開拓期から現代へレールつなぐ 士別~名寄間 鉄道開業120年

減便、駅廃止、単独維持困難 宗谷本線の特急は旭川止まりも

列車脱線など、事故やトラブルが相次いだJR北海道だが、さらに経営の厳しさが拍車をかけている。
1987年(昭和62年)4月1日、国鉄が分割民営化され、JRが発足した。JR各社とも当初は全株式を日本鉄道建設公団(2003年10月1日、鉄道建設・運輸施設整備支援機構に改組)が所有していたが、JR東日本、JR東海、JR西日本では同公団所有の株式が全て売却され、完全民営化した。
一方、「三島会社」と呼ばれるJR北海道、JR四国、JR九州には、人口や利用客の少なさから、収益が伸び悩むことを想定し、「経営安定基金」が設けられ、その運用益によって経営を支えるというスキームだった。

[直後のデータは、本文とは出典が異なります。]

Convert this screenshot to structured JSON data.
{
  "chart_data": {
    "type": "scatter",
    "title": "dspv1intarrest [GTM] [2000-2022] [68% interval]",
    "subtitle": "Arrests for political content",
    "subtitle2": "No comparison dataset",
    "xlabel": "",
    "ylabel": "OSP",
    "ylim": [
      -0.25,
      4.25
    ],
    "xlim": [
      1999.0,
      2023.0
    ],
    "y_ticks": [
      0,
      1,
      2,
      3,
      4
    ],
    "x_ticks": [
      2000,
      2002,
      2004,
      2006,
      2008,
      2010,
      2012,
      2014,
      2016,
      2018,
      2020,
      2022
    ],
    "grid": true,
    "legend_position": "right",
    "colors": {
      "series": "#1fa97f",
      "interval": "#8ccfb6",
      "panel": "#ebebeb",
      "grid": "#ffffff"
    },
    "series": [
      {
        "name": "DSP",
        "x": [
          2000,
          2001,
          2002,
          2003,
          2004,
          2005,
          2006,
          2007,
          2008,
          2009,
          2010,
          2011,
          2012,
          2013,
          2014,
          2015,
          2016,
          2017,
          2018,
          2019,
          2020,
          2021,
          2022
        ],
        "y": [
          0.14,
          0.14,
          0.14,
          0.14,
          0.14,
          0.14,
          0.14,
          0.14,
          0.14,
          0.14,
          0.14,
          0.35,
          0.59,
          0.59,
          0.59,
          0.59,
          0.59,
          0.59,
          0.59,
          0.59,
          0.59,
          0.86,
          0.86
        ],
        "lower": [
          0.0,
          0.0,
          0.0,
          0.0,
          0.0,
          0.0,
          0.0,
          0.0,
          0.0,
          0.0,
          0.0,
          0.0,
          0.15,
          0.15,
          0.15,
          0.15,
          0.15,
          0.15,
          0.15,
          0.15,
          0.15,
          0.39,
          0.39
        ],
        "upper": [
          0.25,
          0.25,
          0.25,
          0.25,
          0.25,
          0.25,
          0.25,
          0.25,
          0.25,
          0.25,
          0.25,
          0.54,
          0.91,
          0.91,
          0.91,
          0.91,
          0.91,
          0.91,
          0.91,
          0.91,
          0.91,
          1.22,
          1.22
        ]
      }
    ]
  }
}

なお、JR九州は16年(平成28年)4月1日に完全民営化したため、経営安定基金は廃止されている。JR北海道、JR四国は現在も全株式を鉄道・運輸機構が所有している。
しかし、金利が低下し、運用益も減少しており、このスキームは破綻していることから、国鉄分割民営化は失敗だったという指摘も多く出ている。また、国鉄分割民営化は労働組合の弱体化を狙ったともいわれる。
JR北海道では16年3月26日ダイヤ改正以降、全道各路線で利用客減少や車両老朽化を理由に、普通列車が減便されるとともに、利用が極端に少ない駅も廃止され、現在に至っている。宗谷本線も16年3月26日ダイヤ改正で名寄~稚内間の普通列車が減便された。21年(令和3年)3月13日ダイヤ改正では南比布、北比布、東六線、北剣淵、下士別、北星、南美深、紋穂内、豊清水、安牛、上幌延、徳満の12駅が廃止された(豊清水は信号場として存続)。22年(令和4年)3月12日ダイヤ改正では中川町内の歌内駅が廃止。24年(令和6年)3月16日ダイヤ改正では美深町内の初野駅と恩根内駅が廃止されることになっている。
さらに16年11月18日、「JR単独では維持困難な線区」が発表され、宗谷本線の名寄~稚内間をはじめ、輸送密度2千人/日未満の全道11線区が対象となった。以降、沿線市町村では鉄道の存廃に揺さぶられる事態が続いており、将来的な廃止を危惧する声もある。宗谷本線では、宗谷本線活性化推進協議会が中心となり、JR北海道に存続を訴えている。
17年(平成29年)3月4日ダイヤ改正では、車両の老朽化を理由に、特急「サロベツ」のキハ183系が運用を離脱した。特急は従来、3往復とも札幌~稚内間で運行してきたが、キハ261系の編成数の少なさが影響し、同日のダイヤ改正以降、札幌~稚内間の「宗谷」1往復、旭川~稚内間の「サロベツ」2往復に再編された。札幌直通は1往復だけとなり、残る2往復は旭川止まりとなったことから、旭川駅で乗り継ぎとなって不便という声も上がっていた。
名寄駅でも、16年3月31日にツインクルプラザ(旅行センター)が閉店、同年12月20日にはキヨスク(売店)が閉店し、駅舎内が寂しくなった。